Steps Colleges are Taking to Protect Families

  1. Limiting tuition increases.

  2. Discounting tuition for alumni who have lost their jobs (e.g., Lawrence Technological University and St. John's University).

  3. Increasing institutional student aid funding.

  4. Establishing or increasing emergency grant and loan funds for students. (This is especially true at colleges that experienced delayed disbursements of education loans.)

  5. Replacing loans with grants in the financial aid packages.

  6. Decreasing the self-help level.

  7. Offering tuition installment plans to help families stretch their budgets, especially families that are ineligible for the PLUS or private student loans.

  8. Encouraging all students to submit the FAFSA, even if they don't think they will qualify. Hold workshops on completing the FAFSA. Increase outreach to feeder high schools to teach the students how to complete the FAFSA.

  9. Joining the Direct Loan program to provide a safety net. (There is no requirement that a school certified for Direct Loans actually originate any loans through the Direct Loan program.)

  10. Increasing institutional loan programs. While this may have a negative impact on cash flow (i.e., replacing up-front funding with 1% of the outstanding principal per month after the borrower enters repayment), the college may be able to sell the loans a few years after the borrower has graduated, when their credit scores have improved. This will yield a shorter repayment pipeline for the school.

    Alternately, establishing a well-funded independent organization to guarantee private student loans to the college's students against default.

  11. Peer-to-peer lending by alumni to current students.

  12. Increased counseling of students on smart borrowing and searching for scholarships. Encourage families to borrow federal first and explain that the unsubisidized Stafford loan and the PLUS loan are available without regard to financial need. Even wealthy families can get these loans, so you don't have to be "poor" to qualify.

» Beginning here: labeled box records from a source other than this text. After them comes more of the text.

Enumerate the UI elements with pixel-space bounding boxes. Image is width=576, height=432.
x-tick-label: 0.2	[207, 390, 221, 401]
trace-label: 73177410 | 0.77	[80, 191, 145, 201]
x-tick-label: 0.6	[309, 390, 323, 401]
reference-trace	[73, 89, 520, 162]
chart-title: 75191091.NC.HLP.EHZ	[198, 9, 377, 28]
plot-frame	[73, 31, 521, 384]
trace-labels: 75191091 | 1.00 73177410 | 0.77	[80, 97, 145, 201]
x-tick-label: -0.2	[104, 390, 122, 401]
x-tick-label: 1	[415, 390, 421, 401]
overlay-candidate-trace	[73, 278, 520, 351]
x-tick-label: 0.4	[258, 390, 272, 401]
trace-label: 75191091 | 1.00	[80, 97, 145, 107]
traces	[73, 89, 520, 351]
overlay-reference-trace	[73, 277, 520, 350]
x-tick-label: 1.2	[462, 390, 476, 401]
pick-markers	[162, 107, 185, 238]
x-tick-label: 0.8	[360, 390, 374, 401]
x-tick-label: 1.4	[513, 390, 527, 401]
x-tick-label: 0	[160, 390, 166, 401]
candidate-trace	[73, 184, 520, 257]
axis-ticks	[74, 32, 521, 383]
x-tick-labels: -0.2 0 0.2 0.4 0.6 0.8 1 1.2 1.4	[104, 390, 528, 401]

  13. Lobbying Congress to increase the maximum Pell Grant and to expand the unsubsidized Stafford loan limits even further.

NAICU Survey

The National Association of Independent Colleges and Universities released a related survey on December 18, 2008 about the economic concerns of private college and university leaders. The survey found that the endowments, fundraising, demand for student aid, institutional debt liquidity and cost, education loan availability and student enrollment had been affected or significantly affected at most private colleges and universities. The organization also surveyed the college presidents on about a dozen areas targeted for cost savings, similar to those mentioned on this set of practical tips. The survey respondents demonstrated almost complete agreement that the federal government could help by increasing the Pell Grant by $500, increasing federal loan limits, making PLUS loans easier to borrow, and increasing the student loan grace period from 6 to 12 months.